Monocacy National Battlefield near Frederick, Md., will display Special Order 191, popularly known as "Lee's Lost Order," which gave a vital bit of intelligence to Union forces -- Confederate commander Robert E. Lee had divided his forces.
The copy of the order made for Confederate Maj. Gen. Daniel Hill, on loan from the Library of Congress, will be display at the battlefield visitor center from Aug. 1-Oct. 31.
The hill on the Best farm where the lost order was discovered was a key Confederate artillery position in the 1864 Battle of Monocacy.
Lee issued the order September 9, 1862, during the Maryland Campaign. It outlined his plans for the Army of Northern Virginia during the campaign and divided the army into four sections to secure garrisons and supplies, and capture Federals at Martinsburg, Harpers Ferry, and Boonsboro, while Lee went to Hagerstown.
According to the National Park Service, copies of the orders were written for each of Lee's commanders.

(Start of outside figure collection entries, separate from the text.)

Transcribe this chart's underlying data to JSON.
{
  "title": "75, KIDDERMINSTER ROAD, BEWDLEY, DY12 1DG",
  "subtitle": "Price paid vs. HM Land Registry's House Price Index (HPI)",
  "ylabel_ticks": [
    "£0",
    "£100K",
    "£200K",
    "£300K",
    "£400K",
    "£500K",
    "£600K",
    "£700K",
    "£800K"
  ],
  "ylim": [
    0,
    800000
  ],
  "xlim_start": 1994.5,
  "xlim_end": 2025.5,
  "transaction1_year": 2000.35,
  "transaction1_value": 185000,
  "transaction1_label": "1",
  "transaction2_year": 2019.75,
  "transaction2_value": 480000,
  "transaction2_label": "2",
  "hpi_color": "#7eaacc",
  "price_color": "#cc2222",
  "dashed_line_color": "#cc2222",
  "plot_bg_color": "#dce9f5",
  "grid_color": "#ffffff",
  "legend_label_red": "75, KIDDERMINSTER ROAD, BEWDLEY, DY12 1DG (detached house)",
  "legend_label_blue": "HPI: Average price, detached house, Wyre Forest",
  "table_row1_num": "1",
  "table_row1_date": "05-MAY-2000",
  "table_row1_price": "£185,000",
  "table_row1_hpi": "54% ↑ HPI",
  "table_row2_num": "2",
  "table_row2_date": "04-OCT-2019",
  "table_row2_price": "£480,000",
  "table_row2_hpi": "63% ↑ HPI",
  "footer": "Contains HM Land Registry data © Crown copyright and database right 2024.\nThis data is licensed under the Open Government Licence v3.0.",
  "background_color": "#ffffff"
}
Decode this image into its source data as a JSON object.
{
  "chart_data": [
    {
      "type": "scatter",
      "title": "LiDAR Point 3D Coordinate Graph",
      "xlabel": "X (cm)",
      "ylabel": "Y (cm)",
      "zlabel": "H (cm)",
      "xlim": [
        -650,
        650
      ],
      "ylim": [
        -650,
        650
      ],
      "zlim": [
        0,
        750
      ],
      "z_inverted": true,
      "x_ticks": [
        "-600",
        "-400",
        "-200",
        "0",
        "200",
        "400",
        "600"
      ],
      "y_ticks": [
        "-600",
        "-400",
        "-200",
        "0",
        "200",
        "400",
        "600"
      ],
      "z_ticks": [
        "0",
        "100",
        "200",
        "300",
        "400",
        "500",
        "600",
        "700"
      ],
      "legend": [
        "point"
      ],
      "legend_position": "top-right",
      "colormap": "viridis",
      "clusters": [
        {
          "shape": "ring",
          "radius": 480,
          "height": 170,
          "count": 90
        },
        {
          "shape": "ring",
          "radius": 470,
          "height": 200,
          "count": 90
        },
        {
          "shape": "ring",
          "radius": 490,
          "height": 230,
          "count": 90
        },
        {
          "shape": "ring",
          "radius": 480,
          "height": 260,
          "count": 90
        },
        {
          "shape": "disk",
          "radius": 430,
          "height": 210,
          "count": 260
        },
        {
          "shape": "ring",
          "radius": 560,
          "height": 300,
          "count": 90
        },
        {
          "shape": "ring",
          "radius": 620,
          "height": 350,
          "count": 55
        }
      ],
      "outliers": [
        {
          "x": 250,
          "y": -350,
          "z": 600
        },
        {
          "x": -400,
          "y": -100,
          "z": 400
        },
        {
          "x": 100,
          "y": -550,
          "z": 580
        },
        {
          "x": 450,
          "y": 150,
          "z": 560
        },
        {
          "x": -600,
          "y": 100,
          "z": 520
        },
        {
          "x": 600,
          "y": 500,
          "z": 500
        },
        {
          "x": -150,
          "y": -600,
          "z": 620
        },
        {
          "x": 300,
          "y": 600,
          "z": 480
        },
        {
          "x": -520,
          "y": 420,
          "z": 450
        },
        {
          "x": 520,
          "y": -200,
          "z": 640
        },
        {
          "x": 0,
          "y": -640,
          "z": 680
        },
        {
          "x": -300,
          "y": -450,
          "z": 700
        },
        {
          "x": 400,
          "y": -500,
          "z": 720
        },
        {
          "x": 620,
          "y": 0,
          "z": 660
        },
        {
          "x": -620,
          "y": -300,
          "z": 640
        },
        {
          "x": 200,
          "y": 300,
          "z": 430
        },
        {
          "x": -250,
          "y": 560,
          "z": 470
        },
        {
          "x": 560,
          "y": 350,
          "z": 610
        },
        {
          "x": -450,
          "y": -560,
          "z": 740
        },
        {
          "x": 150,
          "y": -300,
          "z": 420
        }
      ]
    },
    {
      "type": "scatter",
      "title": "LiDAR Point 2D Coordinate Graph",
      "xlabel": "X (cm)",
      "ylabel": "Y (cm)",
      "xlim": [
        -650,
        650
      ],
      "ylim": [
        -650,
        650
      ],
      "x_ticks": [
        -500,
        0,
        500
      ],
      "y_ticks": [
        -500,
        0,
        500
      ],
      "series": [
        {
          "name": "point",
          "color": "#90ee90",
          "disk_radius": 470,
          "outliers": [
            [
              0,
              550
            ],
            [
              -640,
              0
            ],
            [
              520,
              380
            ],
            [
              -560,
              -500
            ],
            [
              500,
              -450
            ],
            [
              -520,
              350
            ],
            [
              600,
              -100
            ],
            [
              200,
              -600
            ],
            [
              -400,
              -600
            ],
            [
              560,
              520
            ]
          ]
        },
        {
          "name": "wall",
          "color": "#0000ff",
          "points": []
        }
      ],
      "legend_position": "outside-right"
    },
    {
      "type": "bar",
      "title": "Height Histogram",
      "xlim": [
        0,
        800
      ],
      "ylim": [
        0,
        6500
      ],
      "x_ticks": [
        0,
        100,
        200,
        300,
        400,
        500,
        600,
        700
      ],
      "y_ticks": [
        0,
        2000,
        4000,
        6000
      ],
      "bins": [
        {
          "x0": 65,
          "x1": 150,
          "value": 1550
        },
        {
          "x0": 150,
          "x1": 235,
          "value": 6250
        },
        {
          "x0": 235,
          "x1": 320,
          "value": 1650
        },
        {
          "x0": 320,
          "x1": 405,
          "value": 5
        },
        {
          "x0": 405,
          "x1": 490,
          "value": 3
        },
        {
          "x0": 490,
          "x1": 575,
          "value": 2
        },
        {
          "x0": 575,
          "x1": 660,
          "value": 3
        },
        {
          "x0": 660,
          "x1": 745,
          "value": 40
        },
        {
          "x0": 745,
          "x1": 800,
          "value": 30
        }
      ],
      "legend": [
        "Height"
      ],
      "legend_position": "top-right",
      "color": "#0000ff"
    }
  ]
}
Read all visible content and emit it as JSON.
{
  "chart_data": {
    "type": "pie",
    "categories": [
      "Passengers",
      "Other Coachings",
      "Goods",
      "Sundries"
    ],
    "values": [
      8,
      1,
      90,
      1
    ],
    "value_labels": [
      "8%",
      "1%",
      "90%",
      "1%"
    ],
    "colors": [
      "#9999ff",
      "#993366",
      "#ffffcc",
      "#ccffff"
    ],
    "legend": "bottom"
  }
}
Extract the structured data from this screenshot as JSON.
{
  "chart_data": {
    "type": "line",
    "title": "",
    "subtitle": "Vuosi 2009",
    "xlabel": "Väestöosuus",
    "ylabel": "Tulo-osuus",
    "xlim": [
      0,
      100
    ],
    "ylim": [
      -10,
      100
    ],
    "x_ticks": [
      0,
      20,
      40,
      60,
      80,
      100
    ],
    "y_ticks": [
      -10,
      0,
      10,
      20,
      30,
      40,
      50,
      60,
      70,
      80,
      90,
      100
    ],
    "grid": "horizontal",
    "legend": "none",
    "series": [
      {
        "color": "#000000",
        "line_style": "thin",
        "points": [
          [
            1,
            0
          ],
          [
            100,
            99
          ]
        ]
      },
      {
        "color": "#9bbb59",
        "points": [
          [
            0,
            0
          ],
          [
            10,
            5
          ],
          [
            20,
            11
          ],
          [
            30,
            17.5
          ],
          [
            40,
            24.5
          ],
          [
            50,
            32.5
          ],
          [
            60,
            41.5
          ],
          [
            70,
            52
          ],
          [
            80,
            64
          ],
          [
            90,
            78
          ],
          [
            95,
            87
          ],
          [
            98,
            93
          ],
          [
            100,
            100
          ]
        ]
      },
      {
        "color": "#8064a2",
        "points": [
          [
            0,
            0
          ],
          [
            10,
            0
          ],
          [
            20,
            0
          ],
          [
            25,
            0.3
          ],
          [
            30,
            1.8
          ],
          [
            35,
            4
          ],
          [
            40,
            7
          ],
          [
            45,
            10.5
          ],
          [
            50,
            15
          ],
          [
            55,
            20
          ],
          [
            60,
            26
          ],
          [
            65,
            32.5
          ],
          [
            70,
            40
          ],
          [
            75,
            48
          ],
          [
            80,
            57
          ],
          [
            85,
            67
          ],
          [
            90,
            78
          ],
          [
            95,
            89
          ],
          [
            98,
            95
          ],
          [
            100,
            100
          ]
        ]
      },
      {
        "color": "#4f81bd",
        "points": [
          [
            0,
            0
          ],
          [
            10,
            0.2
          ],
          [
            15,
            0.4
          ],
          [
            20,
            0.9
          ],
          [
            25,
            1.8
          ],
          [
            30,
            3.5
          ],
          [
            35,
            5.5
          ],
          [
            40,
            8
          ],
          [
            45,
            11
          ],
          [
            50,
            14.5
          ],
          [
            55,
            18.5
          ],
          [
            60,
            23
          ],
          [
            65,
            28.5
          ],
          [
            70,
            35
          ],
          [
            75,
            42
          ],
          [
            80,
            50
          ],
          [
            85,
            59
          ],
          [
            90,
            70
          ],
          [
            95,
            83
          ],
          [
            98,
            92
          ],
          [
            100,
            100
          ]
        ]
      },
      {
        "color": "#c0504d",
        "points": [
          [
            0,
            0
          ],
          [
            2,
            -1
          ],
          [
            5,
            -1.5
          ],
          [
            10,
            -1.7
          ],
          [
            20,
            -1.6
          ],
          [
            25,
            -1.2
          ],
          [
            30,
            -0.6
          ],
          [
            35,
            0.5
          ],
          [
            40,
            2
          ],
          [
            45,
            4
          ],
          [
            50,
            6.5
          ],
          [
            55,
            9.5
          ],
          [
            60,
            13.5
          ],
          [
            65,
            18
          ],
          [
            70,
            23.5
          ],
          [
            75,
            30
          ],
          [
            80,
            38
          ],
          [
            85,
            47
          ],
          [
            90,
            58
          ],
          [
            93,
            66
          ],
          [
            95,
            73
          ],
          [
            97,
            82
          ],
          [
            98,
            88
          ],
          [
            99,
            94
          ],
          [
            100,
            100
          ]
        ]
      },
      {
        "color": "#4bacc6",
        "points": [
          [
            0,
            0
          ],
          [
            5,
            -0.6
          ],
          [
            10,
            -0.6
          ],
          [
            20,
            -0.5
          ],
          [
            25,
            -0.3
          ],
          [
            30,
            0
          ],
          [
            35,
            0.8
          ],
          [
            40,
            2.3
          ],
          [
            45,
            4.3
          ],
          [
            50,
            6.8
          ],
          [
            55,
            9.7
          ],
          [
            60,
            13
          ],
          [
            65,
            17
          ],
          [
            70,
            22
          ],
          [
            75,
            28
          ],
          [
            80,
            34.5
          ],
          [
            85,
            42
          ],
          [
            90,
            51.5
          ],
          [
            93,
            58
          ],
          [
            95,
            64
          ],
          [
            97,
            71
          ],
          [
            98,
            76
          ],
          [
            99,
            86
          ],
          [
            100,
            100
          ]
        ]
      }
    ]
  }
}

One of the orders, written for Hill, was lost. Hill had already received his orders from Major General Thomas Jackson, (his immediate superior until the next day when he would have his own command), thus did not realize another order had been sent to him from Lee's camp. In fact that order was lost. How it was lost remains a mystery.
On Sept. 13, 1862, members of Company F, 27th Indiana Volunteer Infantry discovered the orders in an envelope with two cigars.
Here is the LOC's summary of the order's significance.
"Fol;owing his tactical success in the Battle of Second Manassas (Second Bull Run, August 28–30, 1862), Robert E. Lee led his Army of Northern Virginia into western Maryland to secure supplies and recruits -- and in the vain hope of winning its people to the Confederate cause. His Special Order No. 191, popularly known as “Lee’s Lost Order,” was discovered by Union troops at an abandoned Confederate campsite near Frederick and turned over to McClellan. Armed with the knowledge that Lee had divided his forces, McClellan realized he could destroy Lee’s army piece by piece. However, once again McClellan’s overly cautious nature proved his undoing, giving Lee enough time to reconcentrate his forces."
While McClellan subsequently stopped Lee at Antietam, many historians contend he failed to fully utilize intelligence gleaned from the lost order.